Ever since Emma Stone moved to Hollywood, she's been lighting up the screen in roles that give her plenty of opportunity to show just how talented she is. It all began when she was just a teenager and created a PowerPoint presentation to convince her parents to let her move and leave school. "I don't condone it," she told Time Magazine, later. "Everybody should go through high school and graduate."

Instead, Stone stuck to homeschooling and auditioning, and soon landed her breakout role in the 2007 movie "Superbad," starring Jonah Hill and Michael Cera. By 2010, she was starring in her first lead role in the teen comedy film "Easy A." The following year, she starred in the movie "The Help," along with Viola Davis and Octavia Spencer. As the years went on, several more prize parts came her way, too — who can forget seeing Stone sing and dance her way through 2016's "La La Land," for instance? 

She had to be happy that her gamble had paid off and her career was soaring. But there was one role that must have left her with a queasy feeling as it came and went. She would later admit, she never should have agreed to do it.

Emma Stone became a Hollywood joke

Emma Stone is not Asian. She doesn't look Asian. either. So it may seem strange that she was cast to play Allison Ng in the 2015 movie "Aloha." Ng is multiracial and proudly lets people know about her Hawaiian and Chinese heritage. When the movie came out, the backlash was immediate. Critics and reviewers zeroed in on a decision that seemed odd, at best — and at worst, overt racism.

As E. Alex Jung wrote in an article for Vulture, "casting Emma Stone as Allison Ng is particularly dismaying because it participates in a long history of whitewashing Asian-American roles."

Stone quickly realized her mistake after the movie came out. It didn't do well at the box office, and her role in it may have played a part. But that wasn't what concerned her when she started speaking out. "I've become the butt of many jokes," she told news.com.au. "I've learned on a macro level about the insane history of whitewashing in Hollywood and how prevalent the problem truly is. It's ignited a conversation that's very important."

Unfortunately, the conversation continued for years, without resolving the issue for good. But then an opportunity came for Stone to redeem herself.

Emma Stone owned it out loud

In 2018, another movie featuring Asian lead characters was released, and this time, Stone wasn't a part of it. Constance Wu and Henry Golding starred in "Crazy Rich Asians," a romantic comedy based on a best-selling novel. Reviewers loved it, noting how deftly the film handled experiences related to culture and race. No one could ignore the delightful fact of an all-Asian cast. When the film earned $139.8 million in the U.S., Forbes called it the "Summer's Least Surprising Blockbuster."
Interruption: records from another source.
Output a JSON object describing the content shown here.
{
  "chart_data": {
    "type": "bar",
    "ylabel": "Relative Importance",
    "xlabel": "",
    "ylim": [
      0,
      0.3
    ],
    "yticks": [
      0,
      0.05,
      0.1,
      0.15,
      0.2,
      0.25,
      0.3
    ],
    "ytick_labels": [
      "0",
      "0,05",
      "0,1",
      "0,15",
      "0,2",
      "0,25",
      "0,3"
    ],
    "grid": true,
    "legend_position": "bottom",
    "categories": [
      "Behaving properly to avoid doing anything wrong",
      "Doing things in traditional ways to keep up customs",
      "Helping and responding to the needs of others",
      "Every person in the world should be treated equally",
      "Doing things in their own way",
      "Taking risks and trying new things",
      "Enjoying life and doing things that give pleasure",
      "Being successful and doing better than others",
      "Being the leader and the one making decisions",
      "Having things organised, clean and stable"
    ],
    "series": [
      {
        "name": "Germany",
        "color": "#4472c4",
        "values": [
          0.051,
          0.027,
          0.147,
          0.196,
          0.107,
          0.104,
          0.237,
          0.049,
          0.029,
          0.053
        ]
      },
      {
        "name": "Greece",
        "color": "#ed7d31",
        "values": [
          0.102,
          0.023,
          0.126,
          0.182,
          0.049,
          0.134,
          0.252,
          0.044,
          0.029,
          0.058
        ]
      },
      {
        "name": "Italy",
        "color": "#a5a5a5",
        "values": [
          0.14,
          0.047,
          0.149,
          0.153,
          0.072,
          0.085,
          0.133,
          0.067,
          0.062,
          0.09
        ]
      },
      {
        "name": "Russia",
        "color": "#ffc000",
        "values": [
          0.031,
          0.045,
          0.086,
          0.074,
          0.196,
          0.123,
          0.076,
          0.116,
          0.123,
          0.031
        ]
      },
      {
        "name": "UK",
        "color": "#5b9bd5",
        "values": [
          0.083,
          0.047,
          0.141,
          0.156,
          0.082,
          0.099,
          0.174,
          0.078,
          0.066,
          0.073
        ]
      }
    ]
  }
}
By December, the movie had earned more than $237 million worldwide, as well as additional accolades. "Crazy Rich Asians" was nominated for two Golden Globe Awards. In January 2019, Sandra Oh (co-hosting with Andy Samberg) spoke about the film at the ceremony. Recognizing Hollywood's history when it comes to casting, she made a joke about "Aloha" and 2017's "Ghost in the Shell," another film starring a white woman (Scarlett Johansson) playing an Asian character. "('Crazy Rich Asians') is the first studio film with an Asian-American lead since 'Ghost in the Shell' and 'Aloha,'" she said, according to Time Magazine.

As the audience laughed, they also heard Emma Stone's voice above the crowd. "I'm sorry!" she called out.

It was clear that Stone not only recognized her mistake, but was also willing to own it, even years after the release of "Aloha." The moment revealed her as an actress worth watching, as much for her talent on screen as for her humility in real life.